With the machine loaded I am staring at the floor, from four feet above, I love to look for phallus shaped markings in the marble as I wait, Master uses patience to keep me just this side of that white hot pleasure. It is the gyroscopic nature of this device that marks a testament to Master’s genius, the locks releasing and the free swing making no sound, meeting only perfect resistance from the gears, and I am now held upright, spread eagle, my face being fastened to the netting by twin leads pulled taught against the back of my head.

Only three feet, now, from the screen, my view filled completely by my sister’s confused, desperate, face. All this time the video has continued, her pain, my words, a soundtrack to this pleasure. Master has a perfect sense of timing; the Mia on the screen is gathering herself. I see her puff up in an attempt to regain some of her pride. Using the tools her years of service to the church have taught her. Grasping desperately to the kind of certainty that comes from thinking ‘God would agree with me’. Her hands are still shaking, betraying the confidence she’s trying to convey, as she brushes the last tear from her cheek. Squaring her shoulders, sucking in a deep breath and releasing it through taught lips, her nostrils flaring with the anger she’s trying to overcome.

“Tobin, I understand you are upset, but that language! There’s no excuse for it.”

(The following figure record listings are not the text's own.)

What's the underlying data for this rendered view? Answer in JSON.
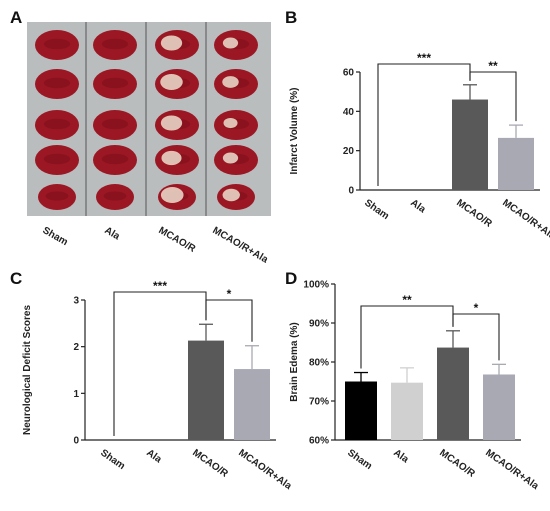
{
  "panels": [
    {
      "letter": "A"
    },
    {
      "letter": "B"
    },
    {
      "letter": "C"
    },
    {
      "letter": "D"
    }
  ],
  "photo": {
    "group_labels": [
      "Sham",
      "Ala",
      "MCAO/R",
      "MCAO/R+Ala"
    ],
    "slice_colors": {
      "healthy": "#9c1724",
      "infarct": "#e8d4c4",
      "background": "#b9bdbe"
    }
  },
  "chart_data": [
    {
      "panel": "B",
      "type": "bar",
      "categories": [
        "Sham",
        "Ala",
        "MCAO/R",
        "MCAO/R+Ala"
      ],
      "values": [
        0,
        0,
        46,
        26.5
      ],
      "errors": [
        0,
        0,
        7.5,
        6.5
      ],
      "colors": [
        "#000000",
        "#d0d0d0",
        "#595959",
        "#a9a9b3"
      ],
      "ylabel": "Infarct  Volume (%)",
      "ylim": [
        0,
        60
      ],
      "yticks": [
        0,
        20,
        40,
        60
      ],
      "significance": [
        {
          "from": 0,
          "to": 2,
          "label": "***"
        },
        {
          "from": 2,
          "to": 3,
          "label": "**"
        }
      ]
    },
    {
      "panel": "C",
      "type": "bar",
      "categories": [
        "Sham",
        "Ala",
        "MCAO/R",
        "MCAO/R+Ala"
      ],
      "values": [
        0,
        0,
        2.13,
        1.52
      ],
      "errors": [
        0,
        0,
        0.35,
        0.5
      ],
      "colors": [
        "#000000",
        "#d0d0d0",
        "#595959",
        "#a9a9b3"
      ],
      "ylabel": "Neurological Deficit Scores",
      "ylim": [
        0,
        3
      ],
      "yticks": [
        0,
        1,
        2,
        3
      ],
      "significance": [
        {
          "from": 0,
          "to": 2,
          "label": "***"
        },
        {
          "from": 2,
          "to": 3,
          "label": "*"
        }
      ]
    },
    {
      "panel": "D",
      "type": "bar",
      "categories": [
        "Sham",
        "Ala",
        "MCAO/R",
        "MCAO/R+Ala"
      ],
      "values": [
        75,
        74.7,
        83.7,
        76.8
      ],
      "errors": [
        2.3,
        3.8,
        4.3,
        2.6
      ],
      "colors": [
        "#000000",
        "#d0d0d0",
        "#595959",
        "#a9a9b3"
      ],
      "ylabel": "Brain Edema (%)",
      "ylim": [
        60,
        100
      ],
      "yticks": [
        60,
        70,
        80,
        90,
        100
      ],
      "ytick_suffix": "%",
      "significance": [
        {
          "from": 0,
          "to": 2,
          "label": "**"
        },
        {
          "from": 2,
          "to": 3,
          "label": "*"
        }
      ]
    }
  ]
}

“Mia, my dear, they’re just words, and may I remind you that you are in no position to attempt to correct me? Unless, of course you want to piss me off, I suggest you bite that god-fearing little tongue of yours before you do some permanent damage to your situation. If I were you I’d reach into that bag of tricks of yours and find some damn humility.” The tone of my voice echoes in my ears, the ice on the delivery, that stony gaze I can’t see on the screen, but know I tried to serve her. I am struck by the dichotomy of my situation, on the screen wielding my power over Mia, in Master’s name, and here and now, that power handed back to him, myself trussed, completely encased in his ropes, suspended, I feel like a fly caught in a web, vulnerable and loving it.